Using a lathe to cut hose may seem like overkill. True! If you’re cutting one or two hoses, or hoses that will be tucked away under a cowling and hidden from sight, then the knife and hose clamp method is perfectly acceptable. But if you’re after the perfect factory-cut look, or you have several hoses to cut, then it is worth the small effort to use a lathe.

Using a roughing gouge and the lathe at 1000 rpm, the square blank is quickly reduced to a dowel.

You can use either a metal lathe or a wood lathe, but since the bulk of this work is turning the mandrel—and in this case convenience and speed were more important than precision—I opted for the wood lathe. The precision required for this job is nothing special and well within the capabilities of any average-skilled turner (which describes me, by the way).

The first step is to make a mandrel to mount the hose on the lathe. Mandrel is just a fancy word for something (in this case a dowel) that goes inside another piece (in this case a hose) to support it on the lathe. For the examples in the photos, I turned the mandrels out of scrap wood. For the larger hose, it took about 10 minutes to reduce a 13 x 2-1/4-inch blank into a dowel.

The hose on the left slipped over a 2-inch mandrel and the hose on the right, a 11/2-inch mandrel.

With a strip of tape to identify the cut line, the skew chisel is slowly plunged into the hose.

Even though the hose slides easily over the dowel, no clamps are needed to prevent the hose from slipping or skidding when you have it spinning on the lathe. The fit is best described as in between snug and loose. With the hose over the mandrel and back on the lathe at 400 rpm, I used a skew chisel to section off lengths of hose. It took maybe three or four seconds for each cut.

The resulting cut line is factory perfect: straight and with the reinforcing fibers cleanly severed. Just the ticket for the judges at Oshkosh.

Since not everyone has access to a lathe, I experimented further with the hacksaw method to see if there was a way to eliminate the fuzzy, torn ends of the fibers.
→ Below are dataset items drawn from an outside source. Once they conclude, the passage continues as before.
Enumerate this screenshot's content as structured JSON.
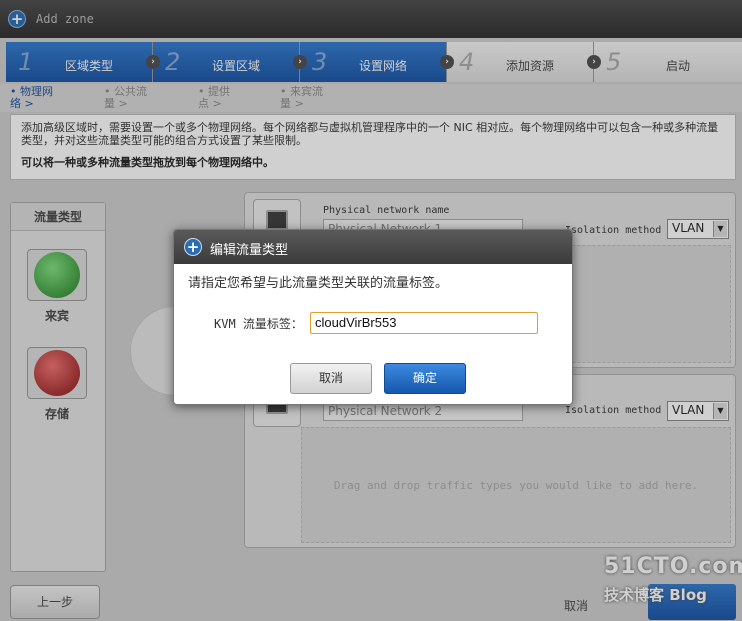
{
  "window": {
    "title": "Add zone"
  },
  "steps": [
    {
      "num": "1",
      "label": "区域类型",
      "state": "active"
    },
    {
      "num": "2",
      "label": "设置区域",
      "state": "active"
    },
    {
      "num": "3",
      "label": "设置网络",
      "state": "active"
    },
    {
      "num": "4",
      "label": "添加资源",
      "state": "inactive"
    },
    {
      "num": "5",
      "label": "启动",
      "state": "inactive"
    }
  ],
  "subtabs": [
    {
      "line1": "• 物理网",
      "line2": "络 >",
      "state": "active"
    },
    {
      "line1": "• 公共流",
      "line2": "量 >",
      "state": "inactive"
    },
    {
      "line1": "• 提供",
      "line2": "点 >",
      "state": "inactive"
    },
    {
      "line1": "• 来宾流",
      "line2": "量 >",
      "state": "inactive"
    }
  ],
  "description": {
    "text": "添加高级区域时，需要设置一个或多个物理网络。每个网络都与虚拟机管理程序中的一个 NIC 相对应。每个物理网络中可以包含一种或多种流量类型，并对这些流量类型可能的组合方式设置了某些限制。",
    "bold": "可以将一种或多种流量类型拖放到每个物理网络中。"
  },
  "traffic_panel": {
    "title": "流量类型",
    "items": [
      {
        "label": "来宾",
        "icon": "guest-traffic-icon",
        "color": "#2f9b2f"
      },
      {
        "label": "存储",
        "icon": "storage-traffic-icon",
        "color": "#c02020"
      }
    ]
  },
  "networks": [
    {
      "name_label": "Physical network name",
      "name_value": "Physical Network 1",
      "isolation_label": "Isolation method",
      "isolation_value": "VLAN"
    },
    {
      "name_value": "Physical Network 2",
      "isolation_label": "Isolation method",
      "isolation_value": "VLAN",
      "drop_hint": "Drag and drop traffic types you would like to add here."
    }
  ],
  "buttons": {
    "prev": "上一步",
    "cancel": "取消"
  },
  "watermark": {
    "line1": "51CTO.com",
    "line2": "技术博客",
    "line3": "Blog"
  },
  "modal": {
    "title": "编辑流量类型",
    "message": "请指定您希望与此流量类型关联的流量标签。",
    "kvm_label": "KVM 流量标签：",
    "kvm_value": "cloudVirBr553",
    "cancel": "取消",
    "ok": "确定"
  },
  "colors": {
    "accent": "#1b5fb8",
    "input_focus": "#e0a030"
  }
}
My solution was to grind the teeth of a very fine-tooth hacksaw blade to as close to a razor-edge as possible.

(Left and center) By carefully grinding a hacksaw blade with a fine-grit wheel, you can turn the blade into a razor-saw suitable for slicing hose. (Right) A hose clamp provides a guide to keep the cut line square. Use slight pressure and long back-and-forth strokes.

The results were much improved over the original attempts with the hacksaw, and the edge was more square than I could manage with the utility knife. In the end though, the hoses cut on the lathe were superior in every way.

Bob Hadley is the R&D manager for a California-based consumer products company. He holds a Sport Pilot certificate and a Light-Sport Repairman certificate with inspection authorization for his Jabiru J250-SP.